GOPOS.ID, KOTA GORONTALO – Komisi A Dewan Perwakilan Rakyat Daerah (DPRD) Kota Gorontalo, menggelar rapat dengar pendapat terkait surat edaran Dinas Pendidikan Kota Gorontalo yang berisi tentang aturan pelaksanaan Pembelajaran Tatap Muka (PTM) oleh siswa SD dan SMP. Aturan tersebut dinilai oleh orang tua diskriminatif dan memberikan dampak negatif terhadap siswa untuk mendapatkan pendidikan yang layak.
Wakil ketua komisi A, Darmawan Duming mengatakan pihaknya telah menindaklanjuti aduan para orang tua siswa tentang edaran PTM terbatas bagi siswa Sekolah Dasar (SD), dan Sekolah Menengah Pertama (SMP).
Menurutnya edaran Dinas pendidikan Kota Gorontalo, Nomor 420/Disdik-Dikdas/1208 itu dinilai tidak tepat sasaran oleh para orang tua. Dinas pendidikan kota Gorontalo diberi waktu selama 14 hari untuk melakukan pengkajian terhadap edaran tersebut.

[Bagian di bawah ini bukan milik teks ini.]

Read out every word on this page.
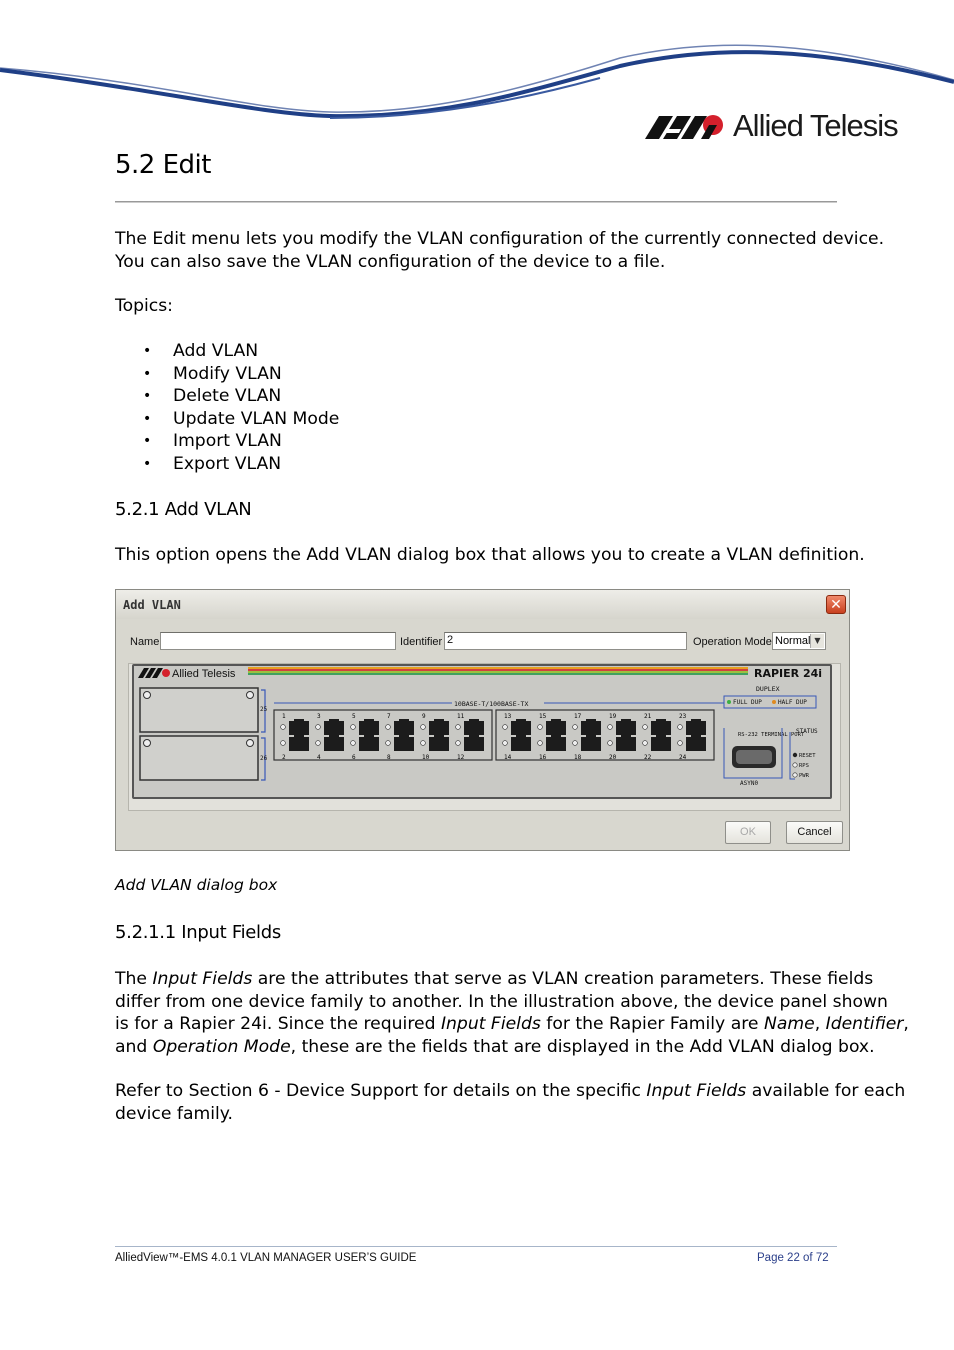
Allied Telesis
5.2 Edit
The Edit menu lets you modify the VLAN configuration of the currently connected device.
You can also save the VLAN configuration of the device to a file.
Topics:
• Add VLAN
• Modify VLAN
• Delete VLAN
• Update VLAN Mode
• Import VLAN
• Export VLAN
5.2.1 Add VLAN
This option opens the Add VLAN dialog box that allows you to create a VLAN definition.
Add VLAN	✕
Name	Identifier 2	Operation Mode Normal ▼
Allied Telesis	RAPIER 24i
25
26
10BASE-T/100BASE-TX
1
2
3
4
5
6
7
8
9
10
11
12
13
14
15
16
17
18
19
20
21
22
23
24
DUPLEX
FULL DUP	HALF DUP
RS-232 TERMINAL PORT
ASYN0
STATUS
RESET
RPS
PWR
OK	Cancel
Add VLAN dialog box
5.2.1.1 Input Fields
The Input Fields are the attributes that serve as VLAN creation parameters. These fields
differ from one device family to another. In the illustration above, the device panel shown
is for a Rapier 24i. Since the required Input Fields for the Rapier Family are Name, Identifier,
and Operation Mode, these are the fields that are displayed in the Add VLAN dialog box.
Refer to Section 6 - Device Support for details on the specific Input Fields available for each
device family.
AlliedView™-EMS 4.0.1 VLAN MANAGER USER’S GUIDE	Page 22 of 72
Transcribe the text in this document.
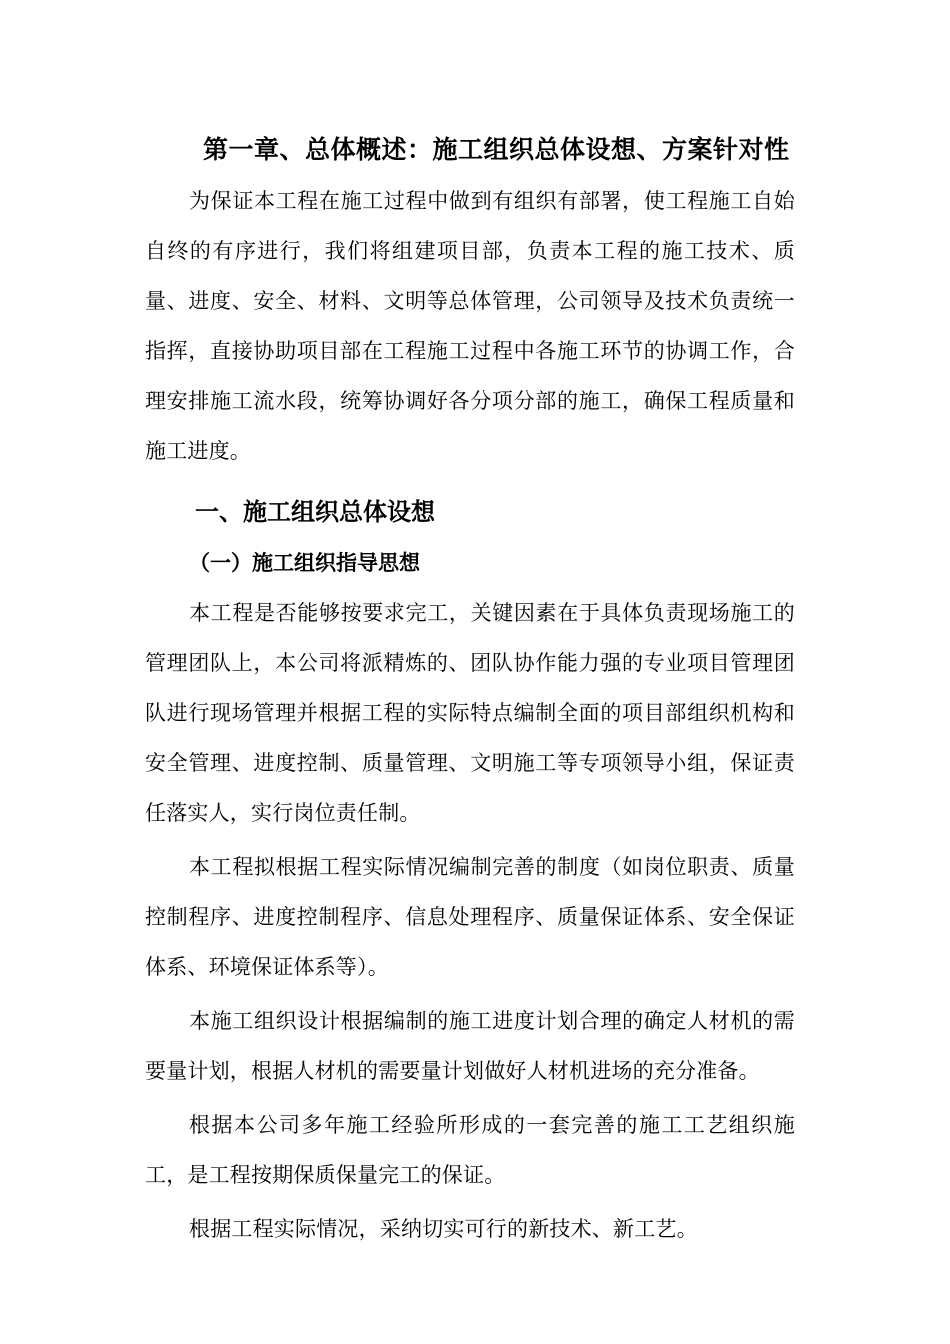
第一章、总体概述：施工组织总体设想、方案针对性

为保证本工程在施工过程中做到有组织有部署，使工程施工自始自终的有序进行，我们将组建项目部，负责本工程的施工技术、质量、进度、安全、材料、文明等总体管理，公司领导及技术负责统一指挥，直接协助项目部在工程施工过程中各施工环节的协调工作，合理安排施工流水段，统筹协调好各分项分部的施工，确保工程质量和施工进度。

一、施工组织总体设想
（一）施工组织指导思想

本工程是否能够按要求完工，关键因素在于具体负责现场施工的管理团队上，本公司将派精炼的、团队协作能力强的专业项目管理团队进行现场管理并根据工程的实际特点编制全面的项目部组织机构和安全管理、进度控制、质量管理、文明施工等专项领导小组，保证责任落实人，实行岗位责任制。

本工程拟根据工程实际情况编制完善的制度（如岗位职责、质量控制程序、进度控制程序、信息处理程序、质量保证体系、安全保证体系、环境保证体系等）。

本施工组织设计根据编制的施工进度计划合理的确定人材机的需要量计划，根据人材机的需要量计划做好人材机进场的充分准备。

根据本公司多年施工经验所形成的一套完善的施工工艺组织施工，是工程按期保质保量完工的保证。

根据工程实际情况，采纳切实可行的新技术、新工艺。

“Kita sudah selesai melaksanakan rapat dengar pendapat terkait dengan aduan masyarakat tentang pembelajaran tatap muka, yang menurut mereka dalam tanda kutip ada diskriminasi. Alhamdulillah setelah semua memberikan penjelasan oleh lembaga advokasi khusus perempuan dan anak, Dinas pendidikan, kesehatan, dan bagian hukum, BPBD sebagai satgas semua menjelaskan, dan sudah ada kesimpulannya,” kata Darmawan Duming kepada awak media, Selasa (1/3/2022).
Politisi Partai Demokrat ini menambahkan bahwa hasil rapat tersebut merumuskan 4 hal. Diantaranya DPRD Kota Gorontalo meminta dinas pendidikan kota Gorontalo untuk melaksanakan PTM dengan peraturan perundang-undangan yang berlaku.
Pihaknya juga meminta pembelajaran tatap muka bisa dirasakan oleh semua peserta didik tanpa pengecualian, dengan memperhatikan perkembangan kasus Covid-19. Selanjutnya DPRD juga mendorong edaran itu dikonsultasikan dengan empat kementerian. Dan yang terakhir, DPRD minta Dinas Kesehatan kota Gorontalo percepat vaksinasi lansia.
“Kami mendorong agar hal ini dikomunikasikan ke empat Kementerian agar mendapatkan legal standing tertulis. Semua keputusan yang kita ambil merupakan pijakan dan disetujui oleh pemerintah pusat Jangan sampai kita mengambil keputusan tetapi tidak disetujui oleh pemerintah pusat. Kami beri waktu 14 hari” pungkasnya.
Dikesempatan yang sama Ketua Lembaga Advokasi Perempuan dan Anak (LAKPA) Romy Pakaya menyebut kebijakan tersebut mendiskriminasi sejumlah siswa yang berhak mendapatkan pendidikan. Sejumlah orang tua siswa mengeluh lataran anaknya tidak bisa mengikuti PTM.
Anak-anak yang tidak divaksin diarahkan mengikuti pembelajaran secara daring. Pembelajaran daring dinilai tidak efektif. Sehingga pihaknya meminta proses pembelajaran dilakukan secara merata dan menyeluruh.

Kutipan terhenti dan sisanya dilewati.